Di dalam tiap kamar disediakan dua butir pil tidur untuk diminum para lelaki bila mereka ingin sama-sama terlelap. Sambil mendekap dan merasakan kehangatan tubuh belia yang tergolek nyenyak di sampingnya, Eguchi justru menggali kenangan-kenangan lama akan perempuan-perempuan yang pernah menjalin hubungan dengannya. Ketika ia mencoba tidur dengan menelan salah satu pil, beberapa mimpi buruk mendatanginya.
Pengalaman tidur dengan puteri cantik yang tertidur-tak-bangun-hingga-pagi itu tak ingin diulang Eguchi. Namun yang terjadi tidak demikian.

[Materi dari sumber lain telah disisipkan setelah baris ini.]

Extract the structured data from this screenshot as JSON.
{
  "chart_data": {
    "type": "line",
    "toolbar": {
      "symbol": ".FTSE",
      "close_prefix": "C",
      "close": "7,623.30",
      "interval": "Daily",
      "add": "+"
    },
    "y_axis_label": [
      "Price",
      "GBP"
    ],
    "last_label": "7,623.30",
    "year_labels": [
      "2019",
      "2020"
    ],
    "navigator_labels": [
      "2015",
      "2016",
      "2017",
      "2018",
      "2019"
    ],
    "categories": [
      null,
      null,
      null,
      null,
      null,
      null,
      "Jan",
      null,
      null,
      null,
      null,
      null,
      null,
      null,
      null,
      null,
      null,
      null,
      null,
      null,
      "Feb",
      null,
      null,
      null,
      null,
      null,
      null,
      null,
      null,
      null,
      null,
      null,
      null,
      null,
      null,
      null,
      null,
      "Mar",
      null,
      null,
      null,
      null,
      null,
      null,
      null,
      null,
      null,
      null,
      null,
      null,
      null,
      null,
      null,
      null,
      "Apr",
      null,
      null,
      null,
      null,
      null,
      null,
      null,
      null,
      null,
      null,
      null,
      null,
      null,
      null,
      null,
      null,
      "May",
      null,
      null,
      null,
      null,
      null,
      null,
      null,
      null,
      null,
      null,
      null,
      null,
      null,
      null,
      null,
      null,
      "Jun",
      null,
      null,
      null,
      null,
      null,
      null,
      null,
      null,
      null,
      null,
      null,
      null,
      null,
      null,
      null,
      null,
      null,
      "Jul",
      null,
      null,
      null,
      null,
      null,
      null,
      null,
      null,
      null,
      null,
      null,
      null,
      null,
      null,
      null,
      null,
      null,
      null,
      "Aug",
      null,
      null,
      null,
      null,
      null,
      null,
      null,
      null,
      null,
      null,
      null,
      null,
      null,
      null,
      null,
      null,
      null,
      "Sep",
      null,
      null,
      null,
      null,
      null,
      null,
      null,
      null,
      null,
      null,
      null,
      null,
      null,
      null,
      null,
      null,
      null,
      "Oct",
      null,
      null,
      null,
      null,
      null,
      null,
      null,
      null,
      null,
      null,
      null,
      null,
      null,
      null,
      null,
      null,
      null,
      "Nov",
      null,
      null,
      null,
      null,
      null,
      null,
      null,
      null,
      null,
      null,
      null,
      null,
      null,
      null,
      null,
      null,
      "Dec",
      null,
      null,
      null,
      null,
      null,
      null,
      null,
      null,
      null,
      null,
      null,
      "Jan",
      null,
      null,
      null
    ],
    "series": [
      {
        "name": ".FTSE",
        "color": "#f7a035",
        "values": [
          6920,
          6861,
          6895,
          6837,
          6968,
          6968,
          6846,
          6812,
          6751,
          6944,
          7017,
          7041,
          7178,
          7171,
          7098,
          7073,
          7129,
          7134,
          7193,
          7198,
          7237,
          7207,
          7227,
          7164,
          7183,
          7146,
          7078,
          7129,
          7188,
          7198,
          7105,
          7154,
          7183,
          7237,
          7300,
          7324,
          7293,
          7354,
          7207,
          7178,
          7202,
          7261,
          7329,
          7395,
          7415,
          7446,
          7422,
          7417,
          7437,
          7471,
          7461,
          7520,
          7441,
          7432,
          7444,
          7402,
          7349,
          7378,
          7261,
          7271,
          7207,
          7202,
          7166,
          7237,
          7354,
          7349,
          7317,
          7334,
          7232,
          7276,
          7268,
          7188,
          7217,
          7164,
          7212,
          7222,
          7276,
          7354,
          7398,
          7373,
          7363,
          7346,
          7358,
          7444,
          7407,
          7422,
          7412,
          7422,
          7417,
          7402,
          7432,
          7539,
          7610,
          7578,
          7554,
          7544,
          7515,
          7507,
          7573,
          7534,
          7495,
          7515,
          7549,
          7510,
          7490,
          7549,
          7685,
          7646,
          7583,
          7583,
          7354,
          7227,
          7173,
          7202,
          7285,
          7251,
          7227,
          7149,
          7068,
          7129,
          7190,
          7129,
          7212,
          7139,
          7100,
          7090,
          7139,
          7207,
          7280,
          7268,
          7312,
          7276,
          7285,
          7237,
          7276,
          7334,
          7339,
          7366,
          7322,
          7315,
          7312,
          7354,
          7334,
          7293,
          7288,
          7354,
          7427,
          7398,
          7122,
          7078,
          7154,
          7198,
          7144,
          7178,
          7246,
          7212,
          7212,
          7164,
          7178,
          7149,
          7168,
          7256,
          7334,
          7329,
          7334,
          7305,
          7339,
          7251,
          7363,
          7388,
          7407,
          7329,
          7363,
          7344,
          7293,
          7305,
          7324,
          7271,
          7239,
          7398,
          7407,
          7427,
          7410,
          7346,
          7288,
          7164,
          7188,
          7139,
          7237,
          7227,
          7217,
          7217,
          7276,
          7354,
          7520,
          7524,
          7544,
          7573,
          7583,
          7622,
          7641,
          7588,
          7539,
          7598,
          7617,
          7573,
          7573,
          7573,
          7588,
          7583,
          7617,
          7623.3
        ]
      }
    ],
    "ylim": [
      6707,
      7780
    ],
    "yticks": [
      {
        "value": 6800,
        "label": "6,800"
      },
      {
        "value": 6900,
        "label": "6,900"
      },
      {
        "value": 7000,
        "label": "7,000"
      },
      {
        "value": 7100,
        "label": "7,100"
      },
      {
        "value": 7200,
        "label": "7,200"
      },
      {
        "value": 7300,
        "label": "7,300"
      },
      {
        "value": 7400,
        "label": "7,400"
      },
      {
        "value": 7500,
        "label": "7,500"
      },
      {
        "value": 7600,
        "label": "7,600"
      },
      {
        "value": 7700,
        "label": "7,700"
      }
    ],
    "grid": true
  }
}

Dua minggu berikutnya, Eguchi kembali ke sana. Malam itu Sang Perempuan menyediakan gadis muda yang katanya ‘lebih berpengalaman'. Sungguh aneh, kata Eguchi, apa bedanya antara berpengalaman atau tidak bila para gadis itu hanya tergeletak tidur sepanjang malam; bahkan ketika ia meninggalkan kamar si gadis belum terjaga.
Namun setelah Eguchi masuk ke kamar, menanggalkan pakaiannya, dan menyuruk ke dalam selimut si gadis, ia bisa merasakan bedanya. Walaupun tidur nyenyak, si gadis seperti bisa berkomunikasi dengan Eguchi.
Aroma dan bentuk bagian-bagian tubuh putri tidur kedua ini mengingatkan Eguchi akan bungaan, terutama peoni dan camellia putih. Si puteri tidur juga membawanya pada tiga anak perempuannya yang sudah menikah. Setiap bagian tubuh si gadis, caranya bernapas dan menggeliat, merupa potongan-potongan masa lalunya yang menyenangkan maupun menyakitkan.
Hanya butuh waktu 8 hari untuk membawa Eguchi kembali ke rumah puteri tidur itu. Gadis ketiga yang ia keloni bertubuh kecil dan tidur bagai mati, mengingatkannya pada salah satu selingkuhannya, perempuan muda bersuamikan lelaki asing. Suaminya sering bertugas ke luar negeri dan terkesan tidak memersoalkan kelakukan istrinya selama ia pergi.
Istri Eguchi tak diceritakan secara jelas dalam rangkaian kenangan yang datang silih berganti itu. Mungkin, ini menunjukkan bagaimana posisi seorang istri dalam kehidupan lelaki Jepang pada umumnya: dianggap sebagai ‘suatu pelengkap’ yang sudah seharusnya ada dan diam manis di tempatnya.
Pada kunjungan kesekian, selepas tahun baru, di malam yang bersalju dan berhujan, Eguchi mengeloni 2 gadis sekaligus. Yang satu berkulit terang dengan bau tubuh manis-sedap bagai bayi dan satunya berkulit gelap beraroma menyengat. Beberapa saat sebelumnya, di rumah puteri tidur itu terjadi kecelakaan. Salah satu pelanggannya, seorang direktur uzur bernama Fukura, kedatangan ajal. Tidak jelas bagaimana mayatnya dibawa pergi dari rumah itu tanpa menimbulkan kehebohan. Menurut Kiga, Pak Fukura tua mati akibat serangan jantung.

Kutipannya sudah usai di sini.